Most schools used .22 rifles for this type of thing. I doubt very highly that they'd be firing 30-06's or the like, especially at what appears to be an enclosed range.

Also, in the top blow-up, the woman clearly doesn't have the butt seated firmly in her shoulder, which you could get away with if only shooting a .22.

Shooting in High School

Love this photo. I also coach rifle as a volunteer at St. John's College High School in Washington, DC. I believe this is the old Central High School range. Love to see women shoot because it makes the boys nervous about being beaten.

Summer Biathlon

My wife, a former police oficer, participates in Summer Biathlon. Involves running a 5K (3.1 mile) x-country footrace with 2 shooting breaks: 5 shots prone at end of 1st mile, 5 shots off-hand after 2nd mile. .22 bolt action rifle, 25 meter range, 2.5" knock-down targets. And the women are really good in the shooting part. Try being accurate off-hand after running 2 miles!


Thanks for the enlargements. Yes, they are "Winder" muskets, a popular target rifle of this time period. They appear to be the later low wall types.

Does this appear to be under a sports stadium or high school grandstand? When I was in high school we had such a range for the shooting club. Can you imagine that today?

Leaner on the left

I used to be on a college rifle team and they use 22 caliber iron sight rifles, though the silhouette of these rifle is decidedly different. Any larger caliber would blow the target circles away.

Young lady on the left appears to be leaning against the wall, which would be cheating. Also, the two women in the kneeling position, my nemesis, are sighting through some sort of cutout which might allow the rifle to rest on the bottom sill. Also cheating by today's standards.

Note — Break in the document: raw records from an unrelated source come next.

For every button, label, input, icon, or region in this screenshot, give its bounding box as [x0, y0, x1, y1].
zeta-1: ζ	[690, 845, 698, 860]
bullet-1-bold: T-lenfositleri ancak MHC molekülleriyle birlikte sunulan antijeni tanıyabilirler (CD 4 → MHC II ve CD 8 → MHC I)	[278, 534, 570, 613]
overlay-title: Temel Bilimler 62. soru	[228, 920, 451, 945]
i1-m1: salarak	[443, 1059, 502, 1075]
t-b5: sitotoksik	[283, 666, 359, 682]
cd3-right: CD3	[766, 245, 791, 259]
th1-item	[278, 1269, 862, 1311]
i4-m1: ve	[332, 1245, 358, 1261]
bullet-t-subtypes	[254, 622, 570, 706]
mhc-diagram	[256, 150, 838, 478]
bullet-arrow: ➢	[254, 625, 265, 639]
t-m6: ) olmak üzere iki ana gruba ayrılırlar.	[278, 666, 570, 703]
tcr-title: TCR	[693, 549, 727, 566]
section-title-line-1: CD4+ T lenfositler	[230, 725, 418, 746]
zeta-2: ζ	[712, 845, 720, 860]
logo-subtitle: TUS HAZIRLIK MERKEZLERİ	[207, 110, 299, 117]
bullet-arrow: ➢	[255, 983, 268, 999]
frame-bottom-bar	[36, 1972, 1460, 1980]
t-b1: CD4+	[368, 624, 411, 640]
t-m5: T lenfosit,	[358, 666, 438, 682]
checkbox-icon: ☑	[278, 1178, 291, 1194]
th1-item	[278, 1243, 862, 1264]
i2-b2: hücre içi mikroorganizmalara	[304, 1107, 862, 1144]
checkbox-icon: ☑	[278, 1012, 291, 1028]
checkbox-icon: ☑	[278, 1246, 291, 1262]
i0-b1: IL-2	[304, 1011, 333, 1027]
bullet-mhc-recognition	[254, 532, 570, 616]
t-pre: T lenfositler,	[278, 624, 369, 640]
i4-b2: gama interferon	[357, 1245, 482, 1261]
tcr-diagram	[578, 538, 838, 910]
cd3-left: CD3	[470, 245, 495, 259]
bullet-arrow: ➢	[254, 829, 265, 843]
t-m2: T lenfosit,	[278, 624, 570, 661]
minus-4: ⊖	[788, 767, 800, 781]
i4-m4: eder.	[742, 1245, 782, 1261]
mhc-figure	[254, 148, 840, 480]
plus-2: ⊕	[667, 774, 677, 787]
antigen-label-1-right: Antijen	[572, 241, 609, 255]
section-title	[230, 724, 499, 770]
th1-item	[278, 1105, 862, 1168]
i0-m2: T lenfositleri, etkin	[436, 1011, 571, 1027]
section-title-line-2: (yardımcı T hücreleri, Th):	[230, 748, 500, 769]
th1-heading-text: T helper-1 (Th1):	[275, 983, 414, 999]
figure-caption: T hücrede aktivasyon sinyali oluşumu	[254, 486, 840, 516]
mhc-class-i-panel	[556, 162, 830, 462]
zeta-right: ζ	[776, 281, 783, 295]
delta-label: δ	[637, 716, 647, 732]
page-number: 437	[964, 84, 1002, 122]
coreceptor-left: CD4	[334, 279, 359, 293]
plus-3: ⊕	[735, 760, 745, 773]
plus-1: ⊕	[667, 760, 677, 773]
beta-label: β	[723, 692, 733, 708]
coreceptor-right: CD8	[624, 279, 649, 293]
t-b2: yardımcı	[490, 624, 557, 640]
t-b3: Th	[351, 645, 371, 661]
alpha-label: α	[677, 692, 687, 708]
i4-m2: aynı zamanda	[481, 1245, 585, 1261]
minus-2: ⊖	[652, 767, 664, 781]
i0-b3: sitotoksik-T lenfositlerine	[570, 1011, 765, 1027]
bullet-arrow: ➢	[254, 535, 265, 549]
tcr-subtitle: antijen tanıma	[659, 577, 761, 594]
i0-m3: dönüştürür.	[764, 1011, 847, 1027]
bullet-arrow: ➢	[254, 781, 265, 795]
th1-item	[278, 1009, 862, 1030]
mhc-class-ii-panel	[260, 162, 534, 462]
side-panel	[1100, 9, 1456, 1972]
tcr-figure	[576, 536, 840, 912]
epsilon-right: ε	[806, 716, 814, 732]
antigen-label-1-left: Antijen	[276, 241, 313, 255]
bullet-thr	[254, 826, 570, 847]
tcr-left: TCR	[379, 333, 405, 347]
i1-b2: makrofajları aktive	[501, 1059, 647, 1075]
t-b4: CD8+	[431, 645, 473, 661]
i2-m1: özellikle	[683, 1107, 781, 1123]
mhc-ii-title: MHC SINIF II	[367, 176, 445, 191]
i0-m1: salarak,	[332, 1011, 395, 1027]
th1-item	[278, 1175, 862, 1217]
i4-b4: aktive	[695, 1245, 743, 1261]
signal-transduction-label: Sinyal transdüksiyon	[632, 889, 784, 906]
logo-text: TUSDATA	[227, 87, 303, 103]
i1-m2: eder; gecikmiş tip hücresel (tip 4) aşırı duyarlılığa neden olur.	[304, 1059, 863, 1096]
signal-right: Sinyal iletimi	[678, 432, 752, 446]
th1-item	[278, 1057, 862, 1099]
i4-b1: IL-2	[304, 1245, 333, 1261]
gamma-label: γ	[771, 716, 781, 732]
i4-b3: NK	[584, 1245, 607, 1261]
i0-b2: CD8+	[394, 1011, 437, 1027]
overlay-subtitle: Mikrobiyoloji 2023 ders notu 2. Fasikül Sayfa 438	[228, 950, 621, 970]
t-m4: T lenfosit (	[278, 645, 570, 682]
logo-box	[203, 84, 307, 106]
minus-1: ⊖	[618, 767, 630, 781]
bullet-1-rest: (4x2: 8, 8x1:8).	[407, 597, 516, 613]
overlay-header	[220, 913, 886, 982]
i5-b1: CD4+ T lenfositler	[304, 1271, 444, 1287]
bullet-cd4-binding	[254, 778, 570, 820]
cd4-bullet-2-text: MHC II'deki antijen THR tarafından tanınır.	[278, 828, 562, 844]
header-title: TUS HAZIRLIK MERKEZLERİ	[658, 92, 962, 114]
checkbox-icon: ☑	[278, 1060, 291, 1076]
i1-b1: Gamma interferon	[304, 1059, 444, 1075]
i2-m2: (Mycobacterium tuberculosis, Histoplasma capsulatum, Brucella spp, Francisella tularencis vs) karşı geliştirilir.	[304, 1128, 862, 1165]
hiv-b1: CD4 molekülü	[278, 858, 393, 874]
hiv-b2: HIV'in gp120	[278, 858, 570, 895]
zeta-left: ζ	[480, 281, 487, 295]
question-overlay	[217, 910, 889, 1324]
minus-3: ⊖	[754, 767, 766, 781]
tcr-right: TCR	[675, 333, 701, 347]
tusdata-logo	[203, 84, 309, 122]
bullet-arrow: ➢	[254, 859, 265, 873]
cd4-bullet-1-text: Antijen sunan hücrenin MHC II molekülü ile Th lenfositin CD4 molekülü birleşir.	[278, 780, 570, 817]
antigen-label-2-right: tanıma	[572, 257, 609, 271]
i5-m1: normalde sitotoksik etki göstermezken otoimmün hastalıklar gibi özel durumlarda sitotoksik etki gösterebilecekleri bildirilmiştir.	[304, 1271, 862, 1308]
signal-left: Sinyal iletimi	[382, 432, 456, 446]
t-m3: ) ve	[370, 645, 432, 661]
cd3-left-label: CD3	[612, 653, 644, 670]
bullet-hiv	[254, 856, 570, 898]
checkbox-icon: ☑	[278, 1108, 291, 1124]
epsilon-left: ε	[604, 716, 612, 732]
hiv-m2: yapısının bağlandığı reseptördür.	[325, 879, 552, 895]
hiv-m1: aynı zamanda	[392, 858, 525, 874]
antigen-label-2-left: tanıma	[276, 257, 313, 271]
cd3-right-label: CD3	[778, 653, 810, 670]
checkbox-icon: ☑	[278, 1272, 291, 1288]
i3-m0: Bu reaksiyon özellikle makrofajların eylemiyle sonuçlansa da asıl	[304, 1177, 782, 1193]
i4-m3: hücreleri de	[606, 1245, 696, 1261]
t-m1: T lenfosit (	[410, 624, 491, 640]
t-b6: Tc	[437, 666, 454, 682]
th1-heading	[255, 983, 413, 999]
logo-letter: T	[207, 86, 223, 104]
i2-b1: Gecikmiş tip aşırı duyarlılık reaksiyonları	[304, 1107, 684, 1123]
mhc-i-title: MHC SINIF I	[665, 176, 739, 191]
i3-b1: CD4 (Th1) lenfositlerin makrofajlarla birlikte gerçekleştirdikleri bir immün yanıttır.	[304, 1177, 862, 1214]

I've never come across shooting stalls like these in open competition. The only extraneous piece of equipment we were allowed to use was a stool to rest the butt of the rifle on while in the off-hand, or, standing position.
But outside of all that this is an accurate photo of the standard 50' small bore rifle range with 8 shooting lanes, and yes, usually located in a concrete reinforced basement or armory. Neat!

What rifle?

I think if we could see a blow up of the second rifle from the left we could tell for sure but from the rear sight and the forearm shape I would say they are shooting Winchester single shot "Winder" muskets.

Girl Shooters

"Keep the Breech of Your Rifle Open When Not Firing"

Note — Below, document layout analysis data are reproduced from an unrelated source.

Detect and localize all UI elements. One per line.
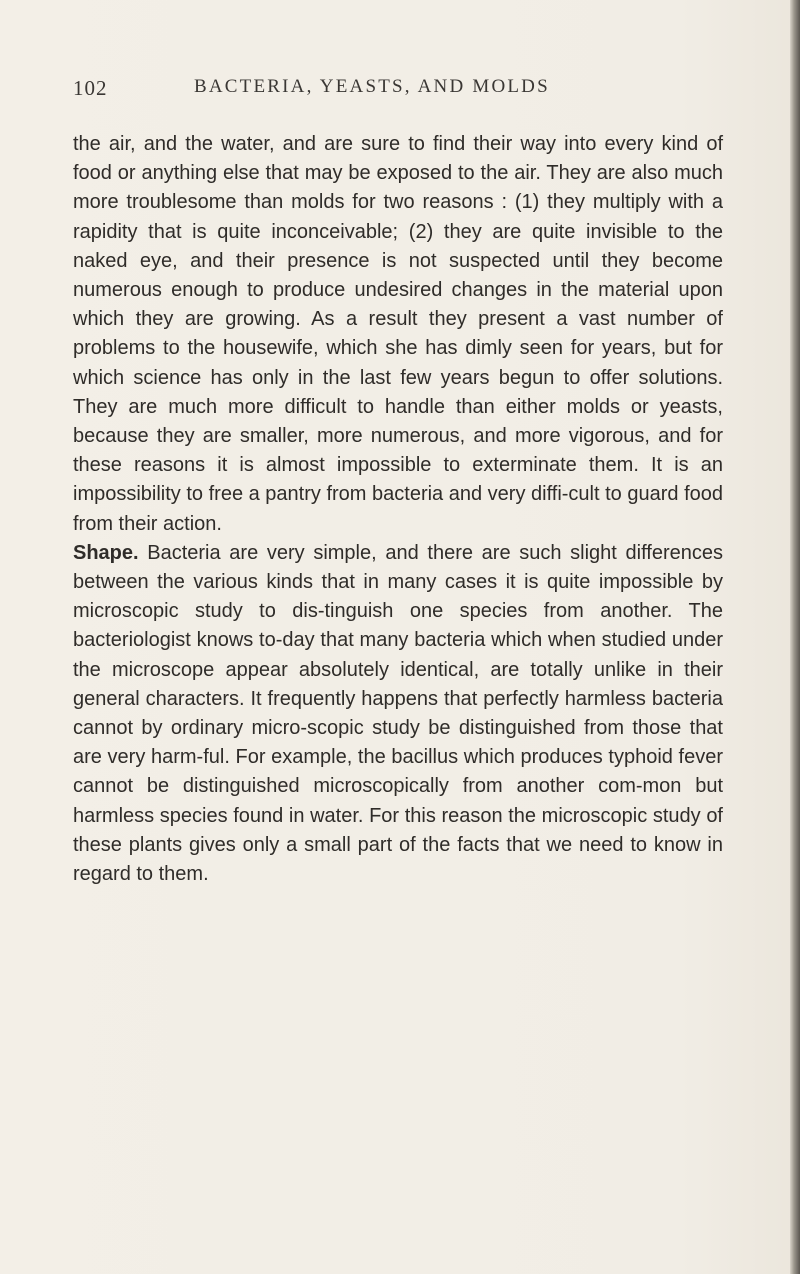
running-title: BACTERIA, YEASTS, AND MOLDS <box>194 76 550 97</box>
section-label-shape: Shape. <box>73 541 139 564</box>
paragraph-continued <box>73 130 723 539</box>
paragraph-text: the air, and the water, and are sure to find their way into every kind of food or anything else that may be exposed to the air. They are also much more troublesome than molds for two reasons : (1) they multiply with a rapidity that is quite inconceivable; (2) they are quite invisible to the naked eye, and their presence is not suspected until they become numerous enough to produce undesired changes in the material upon which they are growing. As a result they present a vast number of problems to the housewife, which she has dimly seen for years, but for which science has only in the last few years begun to offer solutions. They are much more difficult to handle than either molds or yeasts, because they are smaller, more numerous, and more vigorous, and for these reasons it is almost impossible to exterminate them. It is an impossibility to free a pantry from bacteria and very diffi-cult to guard food from their action. <box>73 133 723 535</box>
paragraph-shape <box>73 539 723 889</box>
body-text <box>73 130 723 889</box>
running-head <box>73 76 693 106</box>
page-number: 102 <box>73 76 108 100</box>
paragraph-text: Bacteria are very simple, and there are such slight differences between the various kinds that in many cases it is quite impossible by microscopic study to dis-tinguish one species from another. The bacteriologist knows to-day that many bacteria which when studied under the microscope appear absolutely identical, are totally unlike in their general characters. It frequently happens that perfectly harmless bacteria cannot by ordinary micro-scopic study be distinguished from those that are very harm-ful. For example, the bacillus which produces typhoid fever cannot be distinguished microscopically from another com-mon but harmless species found in water. For this reason the microscopic study of these plants gives only a small part of the facts that we need to know in regard to them. <box>73 541 723 886</box>
page-edge-shadow <box>790 0 800 1274</box>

I'd bet these ladies could shoot the hairs off of a gnat's behind. These girls were getting excellent instruction it looks like.

It has been my experience when teaching women to shoot that they generally do better than men because they are more willing to listen to instruction, wihtout any of that macho know-it-all stuff.

I can't ID the rifles because the pic is too fuzzy when I blow it up. Its silhouette looks like a M1903 Springfield or possibly a M1917 Enfield, but I can't imagine shooting full-on .30-'06 in such a short indoor range. I suspect that these are full sized rifles chambered for .22 cal rimfire.

Times sure have changed, I'd bet this rifle range was in the basement of a school. Nobody went postal and shot anything up either.

LOVE this!

I wish I were good enough to be on a ladies' rifle team...

This photo reminds me of when I turned 12, and my dad signed me up for a hunter's safety class so I could get my hunting license. I was the only girl in my group! In the riflery portion of the day, we had to shoot from various positions (standing/one knee/sitting/prone), and since I beat my partner (a boy who wasn't happy to be paired with a girl), I got to keep the target!

(BTW, I was the *worst* in the class in the archery portion of the day, but Sweet Revenge came later...when I beat every boy AND every dad in the shotgun skeet class!)